Ohio now rivals Michigan for retail price of medical marijuana flower

In terms of cost, the DEPC reported that the average price per gram of marijuana in Ohio at a licensed dispensary was around $ 18.18 today – down from $ 18.47 in 2019 – down from $ 9.38. at a Michigan dispensary or $ 8.42 on the black market.

These numbers are misleading, however, according to Crain’s analysis of actual OMMCP data.

During the week ending August 15, the average price per daily unit (or 2.83 grams, according to OMCPP rules) of the marijuana flower was $ 30.27, or about $ 10.69 per gram, based on data provided by the Ohio Department of Commerce.

This equates to a 38% drop in Ohio for flowers from prices at the end of January 2019.

In Michigan, the average dispensary price for an ounce of marijuana in August was $ 292.46, or $ 10.33 per gram. The price per gram in Illinois for the marijuana flower was around $ 13.75 in August.

Prices are constantly fluctuating, and sales figures provided by the state reflect actual outside costs, which will include discounts for needy people and veterans as well as other regular sales.
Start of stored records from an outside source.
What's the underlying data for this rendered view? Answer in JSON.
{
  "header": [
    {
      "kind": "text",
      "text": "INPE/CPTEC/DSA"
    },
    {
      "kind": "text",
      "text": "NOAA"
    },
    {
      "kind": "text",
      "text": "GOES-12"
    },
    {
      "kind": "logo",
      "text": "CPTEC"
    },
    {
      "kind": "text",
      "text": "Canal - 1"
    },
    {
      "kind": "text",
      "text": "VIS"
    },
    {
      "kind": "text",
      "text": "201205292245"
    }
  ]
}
Those numbers also exclude prices for manufactured goods, which include everything from vape carts and infused edibles to lotions and oils. The average price per unit of manufactured product in Ohio was $ 46.55 in mid-August, according to the state. Comparing these items is not very helpful as these items vary greatly in variety and cost.

Ultimately, however, Ohio appears to compete more closely with states like Michigan and Illinois – and the black market – in terms of a key measure of flower prices, at least more than previously believed. .

“Critics like to compare the cost of regulated marijuana to that of street marijuana. But there is no comparison. Medical marijuana is grown in clean facilities under strict state regulation, tested in licensed labs, sold in safe dispensaries and won’t earn you jail time, ”said Andy Rayburn, CEO of Marijuana Grower Buckeye relief and president of the Ohio Medical Cannabis Industry Association. “There is no traceability of street marijuana, no guarantee that it will not be mixed with fentanyl, no safe and clean dispensary, and no protection from prosecution. The combined efforts of the state and the industry to protect patients clearly have a justifiable cost. “

According to a recent analysis of other data on the Ohio marijuana market, there were approximately $ 21.4 million worth of marijuana products sold in July, which set a record for most sales. in one month since the opening of the dispensaries in January 2019.

It’s still a fraction of what other comparable medical markets see in sales today, like Maryland for example, that allows for a broader list of qualifying conditions, including anxiety.